What happens when roads need salt but the shelves that hold it go bare? In a broad band of the nation, winter preparation has been less a function of quiet preparation and more a mad dash for the essentials: safe roads, adequate heat, and enough food to see a community through a prolonged period of being stuck indoors. In advance of Winter Storm Fern, more than 30 states were preparing for at least 6 inches of snow in some areas, while ice was a threat in the South, a region where a thin layer of ice can render highways impassable, bring down trees, and break power lines.

The most noticeable effort begins long before the first rush-hour commute. Transportation teams in several states began applying brine salt, dissolved in water, to prevent ice from forming a bond with the pavement. In North Carolina, the Department of Transportation went so far as to share video of their crews mixing a “witches brew” of salt brine to treat the roads. Arkansas began treating roads early in the week, relying on the same concept: prevent the freeze, and the rest is up to the plows and trucks.
Then came the second preparation, the type that appears when fluorescent lights are turned on and when long checkout lines are necessary. In metro Atlanta, the grocery store shelves were filled with bottled water, bread, and shelf stable meals in anticipation of days when travel becomes dangerous and the power may be in question. Hardware stores also experienced the same level of sales. One store manager in Atlanta reported that he had sold all 275 bags of ice-melting salt in one day, while vendors in South Carolina reported that propane was selling out quickly.
Not all pinch points have been at the retail level. In Michigan, a salt pinch has forced local governments into conservation mode. Monroe County officials said they have already used 7,500 tons of salt this season, more than the last four Decembers combined, and stopped delivering salt to vendors. Nearby counties reported a similar situation: not an empty bin, but a quicker usage rate that has forced difficult decisions about who to resupply and when.
The extent of the storm has also revealed areas of the region that are not prepared. Forecasters indicated that the storm may be slow-moving, allowing snow and ice to build up while leaving the cold behind to keep the hazards in place. Such conditions increase the chances of an extended power outage, and companies have staged their personnel. In the Carolinas, Duke Energy has 18,000 personnel on standby to react if the lines come down. The emergency declarations and National Guard mobilizations in the South indicate how quickly a situation involving ice can go from a nuisance to a challenge.
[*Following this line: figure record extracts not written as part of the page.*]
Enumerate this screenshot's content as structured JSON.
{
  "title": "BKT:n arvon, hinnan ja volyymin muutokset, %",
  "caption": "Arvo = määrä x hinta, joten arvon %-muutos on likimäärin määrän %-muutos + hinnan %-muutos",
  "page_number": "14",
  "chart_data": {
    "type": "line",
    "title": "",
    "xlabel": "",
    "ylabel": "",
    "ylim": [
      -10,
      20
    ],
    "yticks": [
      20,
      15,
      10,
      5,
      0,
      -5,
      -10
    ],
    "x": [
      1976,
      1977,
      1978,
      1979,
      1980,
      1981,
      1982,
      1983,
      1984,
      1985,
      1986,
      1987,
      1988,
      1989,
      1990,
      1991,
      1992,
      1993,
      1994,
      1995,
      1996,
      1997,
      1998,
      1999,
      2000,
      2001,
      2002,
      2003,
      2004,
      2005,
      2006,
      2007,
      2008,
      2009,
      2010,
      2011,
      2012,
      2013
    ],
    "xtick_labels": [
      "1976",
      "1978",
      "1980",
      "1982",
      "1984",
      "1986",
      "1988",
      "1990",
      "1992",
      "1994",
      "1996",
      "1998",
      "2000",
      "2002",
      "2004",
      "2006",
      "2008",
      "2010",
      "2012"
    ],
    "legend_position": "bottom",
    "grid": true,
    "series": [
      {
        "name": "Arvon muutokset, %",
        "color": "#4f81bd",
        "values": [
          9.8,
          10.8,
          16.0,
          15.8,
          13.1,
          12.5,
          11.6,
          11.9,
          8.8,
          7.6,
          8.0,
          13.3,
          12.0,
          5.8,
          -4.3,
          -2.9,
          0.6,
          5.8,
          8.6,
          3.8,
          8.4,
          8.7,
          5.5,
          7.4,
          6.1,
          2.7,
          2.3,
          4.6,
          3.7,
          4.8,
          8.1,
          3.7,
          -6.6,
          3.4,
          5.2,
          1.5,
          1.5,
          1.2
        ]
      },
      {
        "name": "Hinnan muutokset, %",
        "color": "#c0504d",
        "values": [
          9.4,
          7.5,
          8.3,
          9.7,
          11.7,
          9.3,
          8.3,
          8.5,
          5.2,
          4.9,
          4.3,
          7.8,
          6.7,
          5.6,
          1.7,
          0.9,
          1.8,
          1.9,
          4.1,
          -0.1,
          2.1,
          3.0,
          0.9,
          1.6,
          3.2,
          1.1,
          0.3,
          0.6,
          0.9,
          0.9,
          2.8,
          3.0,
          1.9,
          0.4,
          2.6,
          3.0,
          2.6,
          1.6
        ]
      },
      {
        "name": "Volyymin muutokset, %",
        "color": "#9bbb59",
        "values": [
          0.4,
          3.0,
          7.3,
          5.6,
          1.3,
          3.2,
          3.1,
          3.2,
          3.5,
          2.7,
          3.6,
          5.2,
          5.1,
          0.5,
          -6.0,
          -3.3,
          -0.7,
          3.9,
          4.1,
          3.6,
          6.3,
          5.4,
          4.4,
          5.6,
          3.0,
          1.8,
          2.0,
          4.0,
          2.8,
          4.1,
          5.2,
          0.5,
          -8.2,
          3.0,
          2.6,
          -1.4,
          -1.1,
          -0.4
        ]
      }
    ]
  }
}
Travel, too, becomes a stress test. Airports in the South tend to have limited de-icing capacity, and when the runways and taxiways become glazed with ice, the impact is felt beyond the city. The pattern is all too familiar: flight cancellations and delays, as well as stranded passengers, along with warnings of impossible driving conditions.
For families, the message has been less about a particular detail in a forecast and more about resilience. When the roads are salted, it’s a temporary solution; when the shelves are bare, it’s a sign of a shared understanding of the group to stock up, hunker down, and ride it out. In a storm that stretches from the Southwest to the Northeast, that communal impulse to stock up, hunker down, wait it out may prove as telling as the totals of the snow.